- Remettre l’économie à sa place.
- Les invités.
Futur Antérieur, l’émission radiophonique made in Stroïka, est de retour. Le concept est toujours aussi simple : faire dialoguer l’histoire avec le monde contemporain, pour tâcher d’y repérer, d’un côté, les échos du passé et de l’autre, les idées neuves. Pour ce deuxième épisode, nous recevons l’essayiste et journaliste économique Guillaume Duval et l’historien médiéviste Sylvain Piron. Avec une question lancinante en tête : faut-il remettre la « science » économique à sa place ?
Les économistes ont jusqu’alors, dans leur écrasante majorité, fait preuve d’une remarquable incapacité à correctement anticiper les crises qui agitent régulièrement l’économie mondiale. Cela ne semble pourtant devoir en rien entamer la foi absolue de certains membres de la profession en la scientificité de leur discipline. Ainsi, Pierre Cahuc et André Zylberberg ont-ils pu écrire, dans leur ouvrage polémique Le Négationnisme Économique, la chose suivante :
« Depuis plus de trois décennies, l’économie est devenue une science expérimentale dans le sens plein du terme comme la physique, la biologie, la médecine ou la climatologie »
Traduction : l’économie aurait quitté le champ des sciences humaines pour rejoindre celui des sciences « dures ».
Les économistes qui tiennent aujourd’hui le haut du pavé – ceux qu’on appelle les orthodoxes – semblent en effet croire dur comme fer en leur capacité à mettre les phénomènes sociaux en équations. Et tous ceux qui leur contestent ce pouvoir seront frappés du sceau infamant de l’idéologie.
« De façon générale, dans le monde entier, les vrais ultra-libéraux, ce sont plutôt les hauts fonctionnaires, qui ne jurent que par le marché mais qui ne le connaissent pas bien et savent pas comment il marche parce qu’ils n’y ont jamais vraiment mis les pieds. »
— Guillaume Duval
Faut-il prendre cette affirmation au sérieux, ou faut-il au contraire y voir la résurgence d’une forme naïve de scientisme qu’on pensait disparue depuis plus d’un siècle ?

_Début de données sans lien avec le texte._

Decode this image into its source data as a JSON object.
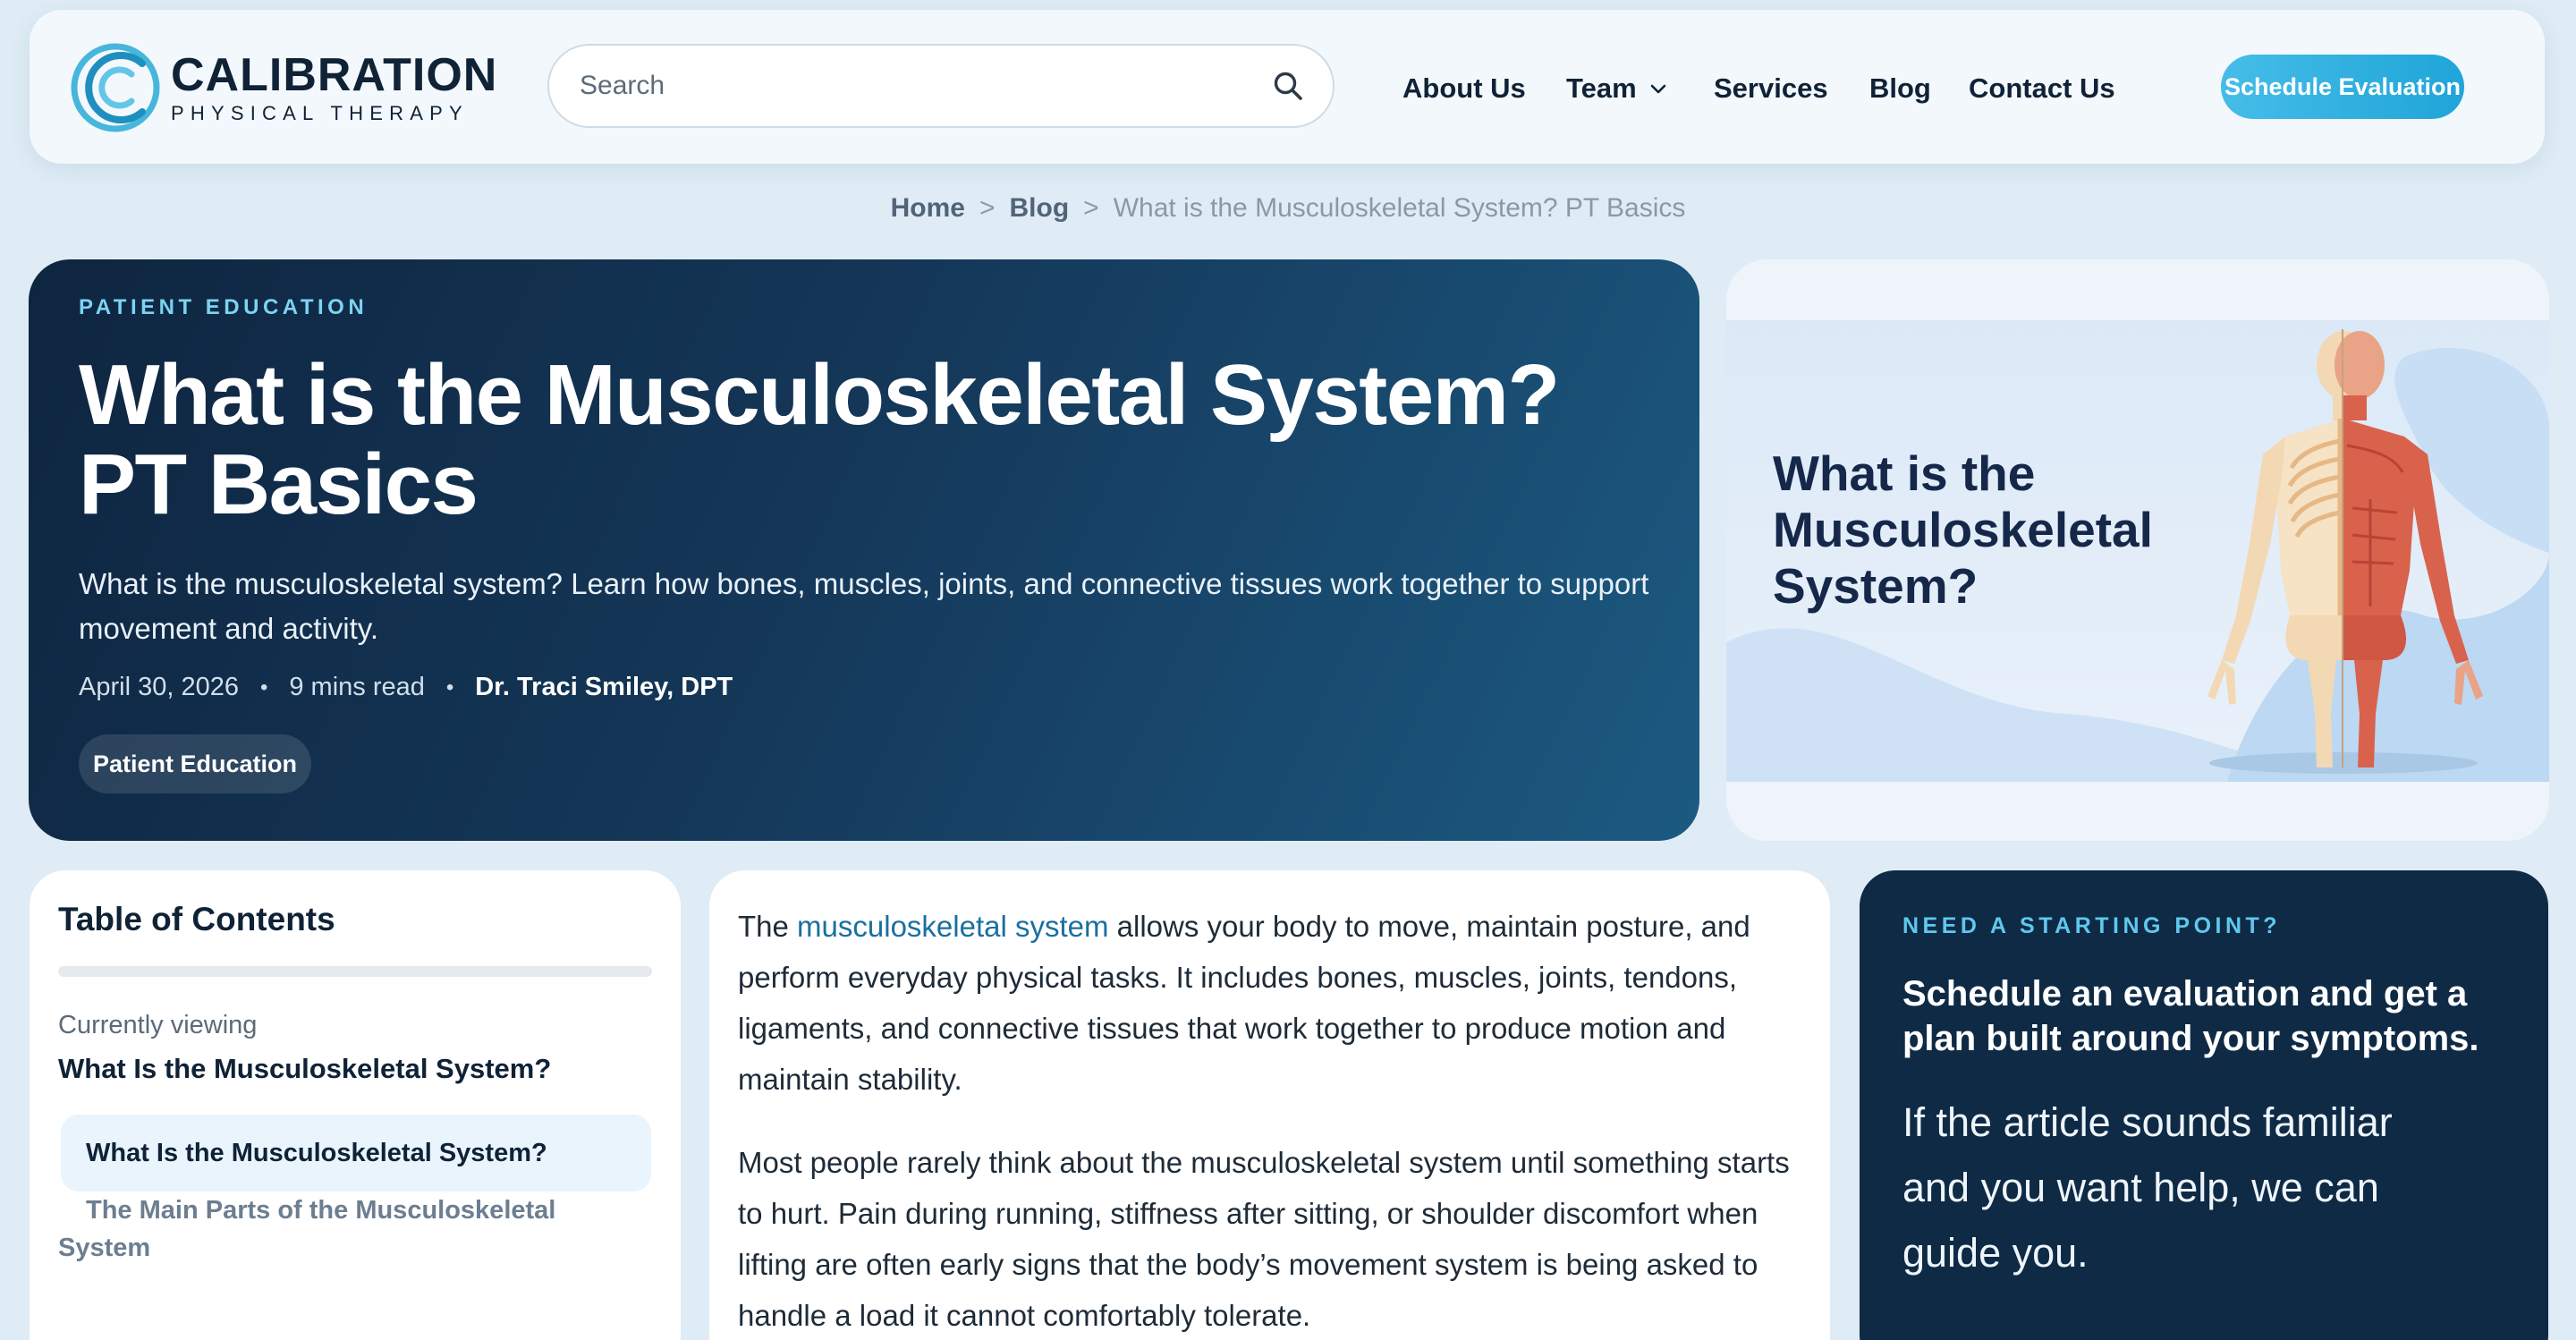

Et malgré tous ses raffinements algébriques de surface, et ses velléités de faire tenir le monde social en laboratoire, l’économie n’est-elle pas malgré tout construite sur les soubassements d’une certaine vision de l’Homme, peut-être pas si neutre que ça ?
Cette question pourrait n’intéresser que les férus d’épistémologie, si l’économie se cantonnait à un strict rôle de science descriptive. Il n’en est rien : les économistes ont de l’influence. Et pas qu’un peu. Ils quittent régulièrement l’enceinte de l’Université pour frayer avec les secteur privé, et plus particulièrement avec les institutions financières. Dans le monde entier, les conclusions de leurs travaux tiennent lieu de catéchisme à nombre de dirigeants politiques et de hauts fonctionnaires, au point d’entamer sérieusement le périmètre du choix démocratique.
« L’économie est l’équivalent dans les disciplines contemporaines de ce qu’était la théologie dans l’université médiévale : la discipline reine. Il y a les théologiens – les économistes – et en-dessous, il y a le clergé. Le haut clergé, ce sont les hauts fonctionnaires. »
— Sylvain Piron
Bref : l’économie est devenue une discipline normative, qui ne se contente pas de décrire le monde mais s’efforce d’en produire un qui corresponde à ses cadres de pensée.
Alors, science dure ou religion dévoyée ? L’économie est-elle devenue trop puissante, dans l’ordre de la connaissance d’un côté, dans l’ordre politique de l’autre ? Et comment la remettre à sa place ?
Les invités.
Sylvain Piron est historien médiéviste et directeur d’études à l’Ecole des Hautes Etudes en Sciences Sociales. Dans son ouvrage L’Occupation du Monde (Zones Sensibles, 2018), il expose les racines médiévales de la pensée économique contemporaine.
Guillaume Duval est éditorialiste au magazine Alternatives Economiques. Il est l’auteur de plusieurs ouvrages au sein desquels il critique le courant dominant en économie, comme Le libéralisme n’a pas d’avenir : Big business, marchés et démocratie (La Découverte, 2003) ou encore Made in Germany. Le modèle allemand au-delà des mythes (Seuil, 2013).